All that said, the article had some good points. Originally published by The New York Times, the article focused mostly on federal job skills training, and alleged that the training offers no cure for unemployment. Even though thousands have taken training, the article said, most learners have ended up with little if any benefits. “Training was fruitless,” one unemployed person said. “I’m not seeing the benefits. Training for what? No one’s hiring.”
Clearly, there’s a good point here. Wide-scale, federally funded training is certainly no placebo that can cure the ills of nearly 7 million Americans who’ve been unemployed for longer than six months, and training without hope of advancement is a little like frosting with no cake underneath: It’s tasty, but it doesn’t really help much.
As I cooled down a bit from seeing that headline – Training just wastes time, it actually said! – I could see the limited points of this article. Training is not a magic wand that instantly creates opportunity; it is a tool that carefully and deliberately constructs the garden in which opportunity grows. It may not be realistic to think you can turn an unemployed steelworker into an IT security expert with just a few classes and a lot of hope. That transformation, in the best of circumstances (which this isn’t), would require hard work, serious study and a decent amount of luck.
So how can training help an unemployed person?
First and foremost, as with any human endeavor, what a person takes from training is reflective of what they bring to training. Naturally, a person already employed brings a different set of goals than an unemployed person would, and that means a different type of motivation. But think about what you’ve seen on “Law & Order”: As an element of crimes, motive is always paired with means and opportunity.
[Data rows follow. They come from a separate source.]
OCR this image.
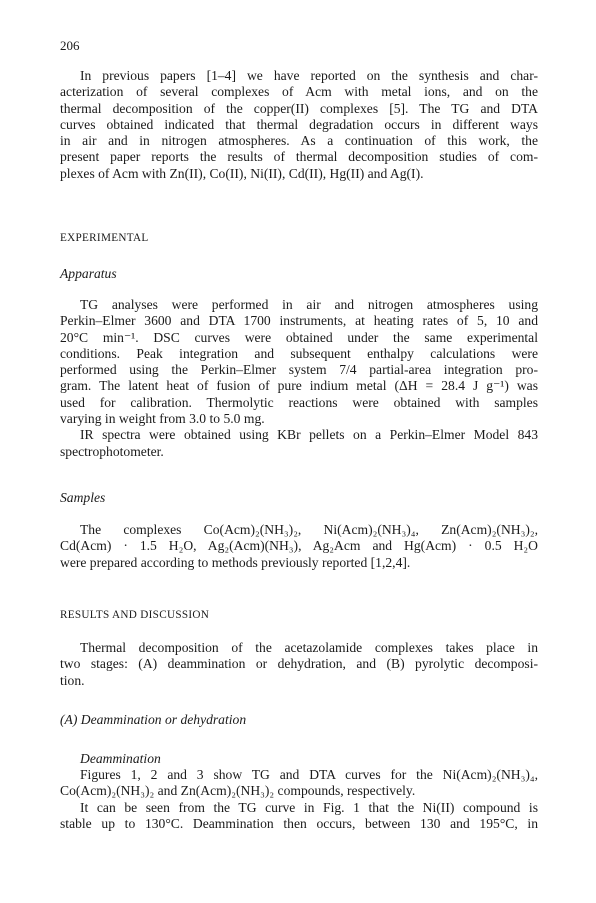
206
In previous papers [1–4] we have reported on the synthesis and char-
acterization of several complexes of Acm with metal ions, and on the
thermal decomposition of the copper(II) complexes [5]. The TG and DTA
curves obtained indicated that thermal degradation occurs in different ways
in air and in nitrogen atmospheres. As a continuation of this work, the
present paper reports the results of thermal decomposition studies of com-
plexes of Acm with Zn(II), Co(II), Ni(II), Cd(II), Hg(II) and Ag(I).
EXPERIMENTAL
Apparatus
TG analyses were performed in air and nitrogen atmospheres using
Perkin–Elmer 3600 and DTA 1700 instruments, at heating rates of 5, 10 and
20°C min⁻¹. DSC curves were obtained under the same experimental
conditions. Peak integration and subsequent enthalpy calculations were
performed using the Perkin–Elmer system 7/4 partial-area integration pro-
gram. The latent heat of fusion of pure indium metal (ΔH = 28.4 J g⁻¹) was
used for calibration. Thermolytic reactions were obtained with samples
varying in weight from 3.0 to 5.0 mg.
IR spectra were obtained using KBr pellets on a Perkin–Elmer Model 843
spectrophotometer.
Samples
The complexes Co(Acm)₂(NH₃)₂, Ni(Acm)₂(NH₃)₄, Zn(Acm)₂(NH₃)₂,
Cd(Acm) · 1.5 H₂O, Ag₂(Acm)(NH₃), Ag₂Acm and Hg(Acm) · 0.5 H₂O
were prepared according to methods previously reported [1,2,4].
RESULTS AND DISCUSSION
Thermal decomposition of the acetazolamide complexes takes place in
two stages: (A) deammination or dehydration, and (B) pyrolytic decomposi-
tion.
(A) Deammination or dehydration
Deammination
Figures 1, 2 and 3 show TG and DTA curves for the Ni(Acm)₂(NH₃)₄,
Co(Acm)₂(NH₃)₂ and Zn(Acm)₂(NH₃)₂ compounds, respectively.
It can be seen from the TG curve in Fig. 1 that the Ni(II) compound is
stable up to 130°C. Deammination then occurs, between 130 and 195°C, in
The means, like the motive, is the easy hurdle to clear. If you’re motivated, the means exists for training, through these types of federal training programs, or from local resources, or from friends, neighbors and community members. Where there’s a will, there’s a way.
That leaves opportunity, and that’s one isn’t so easy. Things are still tough and those in the job market will need to go through a certain period of waiting and transition. We do have to cross our fingers and hope for a brighter future, but that’s not all we have to do: We have to be ready to strike when the iron heats up.
Readiness? That’s precisely where training comes in. Training may seem to be a waste for the desperately unemployed person who sees bills mounting and holes getting deeper … that’s a situation where instant gratification isn’t nearly fast enough. But today’s unread resume is tomorrow’s candidate, and when that opportunity comes along, it’s going to go to the person who IS ready, not the person who can be ready soon.
Besides all that, think from a hiring manager’s perspective. Skills being equal, would you hire the candidate who spent time between jobs reinventing himself/herself with job training, or the person who moans that training is a waste of time? I’ll say it again: Time spent bettering oneself is an investment, not a waste. Some investments just pay off faster than others.